I tell the story of Ivan and Will to illustrate that change is possible even with a bureaucracy as resistant to change as the NHS. With nearly two million employees, the NHS is a lumbering giant, the product of seven decades of patchwork protocols, band-aid solutions, entrenched practices, civil service mentality, interference and window dressing by politicians, and quixotic policies designed by well-meaning policy wonks. It is a system incapable of getting out of its own way. Even in such a system, two young men have found a way to introduce change and delivered massive impact.
I also want to point out that in their caring for thousands of patients that the public system had failed, Ivan and Will are doing so as a private sector company with for-profit venture backing. In a clever way, their work is both inside and outside the NHS. It is a fine example of how the public sector and the private sector can work together effectively to achieve better health outcomes for society.
People on the political right vilify government as the problem and not the solution. People on the political left denounce the private sector as categorically evil. Both are partly right, and both are hugely wrong. One thing for sure is that such polarization does not serve the best interest of the public good. Any suggestion that a wholly nationalized or a wholly privatized healthcare system will fix all the problems ailing healthcare is nothing but a pipe dream.

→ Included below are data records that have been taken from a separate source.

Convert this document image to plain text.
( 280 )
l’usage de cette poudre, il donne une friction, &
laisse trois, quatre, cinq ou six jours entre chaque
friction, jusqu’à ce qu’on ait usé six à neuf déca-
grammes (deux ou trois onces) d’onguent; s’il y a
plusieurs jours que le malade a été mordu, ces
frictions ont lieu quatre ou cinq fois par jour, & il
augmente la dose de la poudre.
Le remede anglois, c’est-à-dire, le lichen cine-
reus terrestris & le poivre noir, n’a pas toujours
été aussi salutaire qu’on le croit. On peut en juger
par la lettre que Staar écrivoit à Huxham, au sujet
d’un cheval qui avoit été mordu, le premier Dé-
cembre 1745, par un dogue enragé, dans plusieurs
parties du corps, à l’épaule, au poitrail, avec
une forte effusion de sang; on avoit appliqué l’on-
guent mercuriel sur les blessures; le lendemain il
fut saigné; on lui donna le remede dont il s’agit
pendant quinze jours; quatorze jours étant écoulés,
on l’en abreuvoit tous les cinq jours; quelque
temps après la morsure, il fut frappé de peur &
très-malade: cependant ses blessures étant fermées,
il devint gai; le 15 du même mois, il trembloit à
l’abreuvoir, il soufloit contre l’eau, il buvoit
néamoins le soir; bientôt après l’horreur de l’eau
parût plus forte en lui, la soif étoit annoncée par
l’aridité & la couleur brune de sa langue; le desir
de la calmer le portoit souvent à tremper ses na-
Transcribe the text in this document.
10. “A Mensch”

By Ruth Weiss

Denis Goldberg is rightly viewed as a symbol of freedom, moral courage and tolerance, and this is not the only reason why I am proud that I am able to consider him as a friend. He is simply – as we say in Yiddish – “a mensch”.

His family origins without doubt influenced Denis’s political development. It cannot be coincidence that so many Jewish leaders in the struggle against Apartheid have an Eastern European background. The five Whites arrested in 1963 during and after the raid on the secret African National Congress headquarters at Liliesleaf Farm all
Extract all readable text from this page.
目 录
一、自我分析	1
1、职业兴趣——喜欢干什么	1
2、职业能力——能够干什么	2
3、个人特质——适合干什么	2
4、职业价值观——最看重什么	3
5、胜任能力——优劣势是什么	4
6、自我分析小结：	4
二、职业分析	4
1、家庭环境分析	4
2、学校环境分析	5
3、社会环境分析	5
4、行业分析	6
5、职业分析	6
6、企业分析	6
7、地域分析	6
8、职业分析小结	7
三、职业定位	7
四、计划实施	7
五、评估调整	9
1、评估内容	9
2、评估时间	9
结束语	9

In the long career ahead of you, don’t be surprised that there will be times when your aspirations for improving the public’s health will be best served by working in the private sector. Alternatively, you may come to a juncture in your career that you feel the calling to go into public service. Both are good. Indeed, it is desirable for people to go back and forth between the private and the public sectors in the course of their careers. Such crisscrossing will both make their career more rewarding and their work more effective.
But wherever you work, even in institutions as difficult to change as government, it is possible to innovate. Innovation is a mindset, it is a mental habit, it is an intolerance for poor outcomes, it is an eye to see deficiencies as a prelude to something better, it is taking risk to challenge the status quo, it is thinking the unthinkable to create alternatives. In each of our own way, we can be a change agent that makes things better for our fellow men, for our institutions and for our communities.
I want to close by congratulating all the graduates for reaching today’s milestone in your educational journey. Here at UC Berkeley, you have studied in one of the nation’s premier public health schools. Your training has equipped you to tackle the world’s health challenges. Now, with this excellent training you have received, with your youthful energy, and with the blessing of your loved ones, go forth, spread your wings, embrace new challenges, take some risks, and together, we will make the world a healthier place.